Implementasi praktik berbasis bukti dapat memiliki efek positif pada komplikasi pasca operasi,
lama rawat inap, morbiditas, mortalitas, dan pemulihan fungsional. Penerapan praktik berbasis bukti
dalam keperawatan dapat meningkatkan kualitas perawatan, untuk membuat perbedaan dalam praktik
klinis dan hasil perawatan pasien serta untuk membakukan perawatan. Dalam dua dekade terakhir, praktik
berbasis bukti telah menjadi salah satu pendekatan utama yang diterapkan dalam sistem perawatan
kesehatan, dan banyak negara telah mengadopsi keputusan berbasis bukti dan mengembangkan protokol
tentang praktik berbasis bukti. Praktik keperawatan yang dilaksanakan sesuai dengan protokol berbasis
bukti memungkinkan asuhan keperawatan menjadi terlihat dan mengurangi perbedaan dalam praktik
sehingga setiap pasien dapat menerima perawatan yang sama dan berbasis bukti. Penurunan tingkat
morbiditas pasca operasi dan pemendekan dalam durasi tinggal di rumah sakit telah dinyatakan sebagai
hasil dari perawatan yang diberikan sesuai dengan protokol. Untuk alasan ini, penggunaan protokol yang
dibuat sejalan dengan bukti sangat penting dalam perawatan pasien.

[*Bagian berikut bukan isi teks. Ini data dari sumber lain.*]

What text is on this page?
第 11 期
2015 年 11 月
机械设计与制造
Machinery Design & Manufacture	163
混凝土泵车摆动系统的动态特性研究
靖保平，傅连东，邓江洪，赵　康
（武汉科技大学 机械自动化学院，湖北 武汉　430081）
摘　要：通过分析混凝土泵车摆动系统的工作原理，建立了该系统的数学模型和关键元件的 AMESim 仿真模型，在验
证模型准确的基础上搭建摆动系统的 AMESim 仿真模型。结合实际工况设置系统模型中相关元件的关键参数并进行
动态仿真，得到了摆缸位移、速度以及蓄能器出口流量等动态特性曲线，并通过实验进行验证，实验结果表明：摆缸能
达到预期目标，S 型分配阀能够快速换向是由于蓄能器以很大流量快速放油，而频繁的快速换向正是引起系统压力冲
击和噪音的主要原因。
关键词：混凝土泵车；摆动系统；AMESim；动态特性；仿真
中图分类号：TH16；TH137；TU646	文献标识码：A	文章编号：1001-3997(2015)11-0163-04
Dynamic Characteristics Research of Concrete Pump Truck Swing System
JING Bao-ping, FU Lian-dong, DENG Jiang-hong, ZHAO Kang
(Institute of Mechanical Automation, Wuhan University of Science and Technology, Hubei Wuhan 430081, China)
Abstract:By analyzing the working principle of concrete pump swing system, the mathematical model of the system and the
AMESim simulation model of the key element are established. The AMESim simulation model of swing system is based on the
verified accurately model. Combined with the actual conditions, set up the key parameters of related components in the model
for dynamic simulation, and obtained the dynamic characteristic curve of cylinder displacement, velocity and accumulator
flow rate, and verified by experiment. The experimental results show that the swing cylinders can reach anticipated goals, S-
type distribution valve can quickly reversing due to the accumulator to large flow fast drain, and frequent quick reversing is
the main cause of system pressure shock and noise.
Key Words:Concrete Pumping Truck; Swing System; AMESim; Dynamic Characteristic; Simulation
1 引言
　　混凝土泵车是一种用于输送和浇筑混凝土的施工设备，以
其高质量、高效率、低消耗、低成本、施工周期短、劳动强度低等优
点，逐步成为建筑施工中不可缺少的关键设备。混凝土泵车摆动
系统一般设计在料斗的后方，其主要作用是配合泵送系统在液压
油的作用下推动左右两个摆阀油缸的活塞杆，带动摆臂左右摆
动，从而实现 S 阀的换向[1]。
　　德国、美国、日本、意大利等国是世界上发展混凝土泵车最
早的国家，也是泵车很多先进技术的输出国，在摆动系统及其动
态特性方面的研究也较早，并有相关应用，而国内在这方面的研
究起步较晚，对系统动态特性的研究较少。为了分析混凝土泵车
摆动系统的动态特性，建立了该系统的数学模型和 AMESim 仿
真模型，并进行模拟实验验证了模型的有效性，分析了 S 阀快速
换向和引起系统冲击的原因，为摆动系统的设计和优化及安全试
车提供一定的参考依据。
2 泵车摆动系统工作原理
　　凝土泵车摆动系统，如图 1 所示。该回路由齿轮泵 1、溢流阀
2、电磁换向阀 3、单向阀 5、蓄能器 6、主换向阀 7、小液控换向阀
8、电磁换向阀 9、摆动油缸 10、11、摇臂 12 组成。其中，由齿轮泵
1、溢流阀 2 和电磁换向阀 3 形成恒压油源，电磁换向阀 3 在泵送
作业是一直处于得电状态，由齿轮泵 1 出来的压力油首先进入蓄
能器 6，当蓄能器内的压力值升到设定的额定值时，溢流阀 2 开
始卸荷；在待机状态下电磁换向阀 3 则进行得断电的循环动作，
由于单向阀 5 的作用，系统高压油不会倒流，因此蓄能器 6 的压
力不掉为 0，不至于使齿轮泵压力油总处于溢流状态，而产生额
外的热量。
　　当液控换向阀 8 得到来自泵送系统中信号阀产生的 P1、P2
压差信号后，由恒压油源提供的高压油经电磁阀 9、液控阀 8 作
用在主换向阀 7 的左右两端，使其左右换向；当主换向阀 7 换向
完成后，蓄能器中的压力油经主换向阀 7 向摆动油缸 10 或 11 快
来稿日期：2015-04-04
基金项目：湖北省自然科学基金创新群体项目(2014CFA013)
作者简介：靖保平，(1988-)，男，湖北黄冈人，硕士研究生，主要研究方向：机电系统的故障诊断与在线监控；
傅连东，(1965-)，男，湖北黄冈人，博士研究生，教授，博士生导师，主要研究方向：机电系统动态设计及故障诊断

Operasi jalur cepat (FTS) dan peningkatan pemulihan setelah urgensi (ERAS), yang didasarkan
pada bukti daripada pendekatan tradisional, dikenal sebagai proses pemulihan dipercepat. Salah satu
elemen terpenting FTS dan protokol ERAS adalah mobilisasi dini.
Mobilisasi dini adalah salah satu intervensi keperawatan berbasis bukti dan efektif yang
meningkatkan hasil perawatan pasien dan mencegah komplikasi terkait imobilisasi. Mobilisasi dini juga
termasuk dalam program paket ABCDE yang dirancang untuk memfasilitasi praktik berbasis bukti
perawat dalam perawatan intensif. Program paket ABCDE adalah program berbasis bukti yang terdiri dari
koordinasi kebangkitan dan pernapasan (ABC), pemantauan dan manajemen delirium (D), dan mobilitas
dini (E). Dalam program paket ABCDE, mobilisasi dini ditemukan bermanfaat dan aman serta
meningkatkan hasil perawatan pasien. Studi terbaru menunjukkan bahwa mobilisasi dini mengurangi rasa
sakit, trombosis vena dalam, komplikasi sistem kemih, atelektasis, pneumonia, delirium, dan komplikasi;
mempersingkat lamanya tinggal di unit perawatan intensif (ICU) dan rumah sakit; dan meningkatkan
transportasi oksigen dan penyembuhan fungsional.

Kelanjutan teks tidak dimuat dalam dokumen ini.